(Montréal) Parce qu’ils ont peur pour leurs futurs patients, une grande coalition de médecins lance cet avertissement : les changements climatiques constituent la plus grande menace pour la santé des Québécois.

Constatant dans leurs propres urgences les effets du réchauffement du climat et toutes ses conséquences médicales, ils déclenchent un « Code Bleu » : « celui qu’on crie quand un patient est en arrêt cardiaque », a expliqué Claudel Pétrin-Desrosiers, médecin résidente en médecine familiale et porte-parole de l’Association canadienne des médecins pour l’environnement (ACME).

L’ACME a organisé une conférence de presse mardi matin à Montréal, avec une longue liste d’organisations de professionnels de la santé, pour appeler les citoyens à se mobiliser contre les changements climatiques.

L’inquiétude de ces médecins et infirmières repose en partie sur ces constats : au Canada, la pollution atmosphérique est responsable annuellement de plus de 14 000 décès et 20 000 Québécois perdront la vie d’ici 50 ans en raison des changements climatiques, peut-on lire dans leur communiqué. Mais au-delà des chiffres, ils voient déjà les conséquences dans les salles d’urgence québécoises.

Le docteur Jean Zigby est un omnipraticien qui travaille aux soins palliatifs avec des patients très fragiles. Il rapporte que « beaucoup d’entre eux voient leurs conditions exacerbées par la pollution ».

La chaleur est aussi montrée du doigt.

« Il y a 30 ans, il n’y avait pas de décès à cause de vagues de chaleur, dit Éric Notebaert, urgentologue et vice-président de l’ACME. Les personnes âgées sont particulièrement affectées, subissant des défaillances diversifiées.
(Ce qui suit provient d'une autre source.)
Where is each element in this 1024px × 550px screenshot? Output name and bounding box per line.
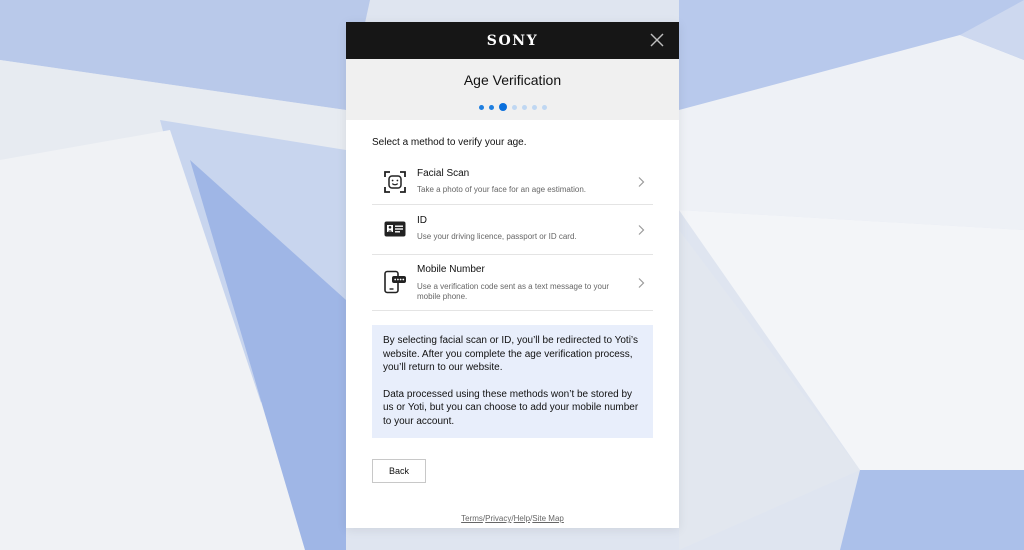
method-id[interactable]: ID Use your driving licence, passport or…	[372, 205, 653, 255]
footer-links: Terms/Privacy/Help/Site Map	[346, 514, 679, 523]
sony-logo: SONY	[486, 32, 539, 49]
face-scan-icon	[383, 171, 406, 193]
footer-link-terms[interactable]: Terms	[461, 514, 483, 523]
progress-dot	[521, 104, 527, 110]
page-title: Age Verification	[463, 72, 562, 88]
progress-dot	[541, 104, 547, 110]
mobile-phone-icon	[383, 270, 406, 294]
modal-header: SONY	[346, 22, 679, 59]
footer-link-help[interactable]: Help	[514, 514, 530, 523]
progress-dots	[346, 103, 679, 111]
progress-dot	[531, 104, 537, 110]
method-name: ID	[417, 215, 427, 226]
progress-dot	[478, 104, 484, 110]
progress-dot	[511, 104, 517, 110]
method-description: Take a photo of your face for an age est…	[417, 185, 586, 194]
content: Select a method to verify your age. Faci…	[346, 120, 679, 483]
method-description: Use a verification code sent as a text m…	[417, 282, 610, 301]
footer-link-privacy[interactable]: Privacy	[485, 514, 511, 523]
method-name: Mobile Number	[417, 264, 485, 275]
method-list: Facial Scan Take a photo of your face fo…	[372, 160, 653, 311]
progress-dot	[488, 104, 494, 110]
method-description: Use your driving licence, passport or ID…	[417, 232, 577, 241]
age-verification-modal: SONY Age Verification Select a method to…	[346, 22, 679, 528]
id-card-icon	[384, 221, 405, 237]
chevron-right-icon	[638, 225, 645, 235]
prompt-text: Select a method to verify your age.	[372, 137, 527, 148]
back-button[interactable]: Back	[372, 459, 426, 483]
info-paragraph: Data processed using these methods won’t…	[383, 388, 639, 427]
method-facial-scan[interactable]: Facial Scan Take a photo of your face fo…	[372, 160, 653, 205]
method-mobile-number[interactable]: Mobile Number Use a verification code se…	[372, 255, 653, 311]
footer-link-site-map[interactable]: Site Map	[532, 514, 564, 523]
method-name: Facial Scan	[417, 168, 470, 179]
info-box: By selecting facial scan or ID, you’ll b…	[372, 325, 653, 438]
chevron-right-icon	[638, 278, 645, 288]
title-area: Age Verification	[346, 59, 679, 120]
progress-dot-current	[498, 103, 507, 111]
info-paragraph: By selecting facial scan or ID, you’ll b…	[383, 335, 638, 373]
chevron-right-icon	[638, 177, 645, 187]
close-icon[interactable]	[649, 32, 665, 48]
Certaines en meurent et ça met un stress sur les salles d’urgence l’été. »

Pour ces médecins, le lien entre le changement climatique et la santé est clair : la population devra faire face à des vagues de chaleur de plus en plus fréquentes, des insectes responsables de divers problèmes comme la maladie de Lyme voient leur territoire décupler avec le réchauffement du climat — et atteindre nos régions — et la pollution est responsable de crises d’asthme et d’autres problèmes cardiorespiratoires. Les inondations causent un stress mental immense pour les sinistrés et elles causent des moisissures et des champignons qui sont nuisibles pour la santé.

« On le voit surtout dans les événements météorologiques extrêmes où c’est plus marquant, durant les vagues de chaleur notamment. L’été dernier au Québec, il y a eu 86 décès en excès qui n’auraient pas dû arriver », dit la docteure Pétrin-Desrosiers.

Ces professionnels de la santé invitent les Québécois à faire pression sur les élus pour demander des changements rapides, tels que la réduction de la dépendance au pétrole, le refus de projets d’exploration et d’exploitation d’hydrocarbures, une transition vers le transport collectif et le transport actif ainsi que l’accélération du verdissement des villes.

De telles actions vont diminuer les visites à l’urgence des hôpitaux, les hospitalisations et les maladies chroniques, font-ils valoir.

« Les politiques de lutte contre les changements climatiques, ce sont des politiques de santé », insiste la docteure Pétrin-Desrosiers.

Interrogée mardi au sujet des canicules, la ministre de la Santé, Danielle McCann, a souligné avoir fait le tour des centres d’hébergement pour personnes âgées, car celles-ci sont particulièrement vulnérables aux grandes chaleurs.

Elle soutient que son ministère s’est assuré que la majorité des CHSLD situés dans les zones les plus chaudes du Québec possèdent des endroits climatisés où les résidants peuvent aller se rafraîchir. La climatisation n’est pas forcément dans les chambres, dit-elle, mais dans des aires communes comme des salons ou des salles à dîner.

Ces médecins et professionnels de la santé seront aussi de la grande manifestation de la semaine de la Terre qui aura lieu samedi prochain et ils invitent les Québécois à se joindre à eux.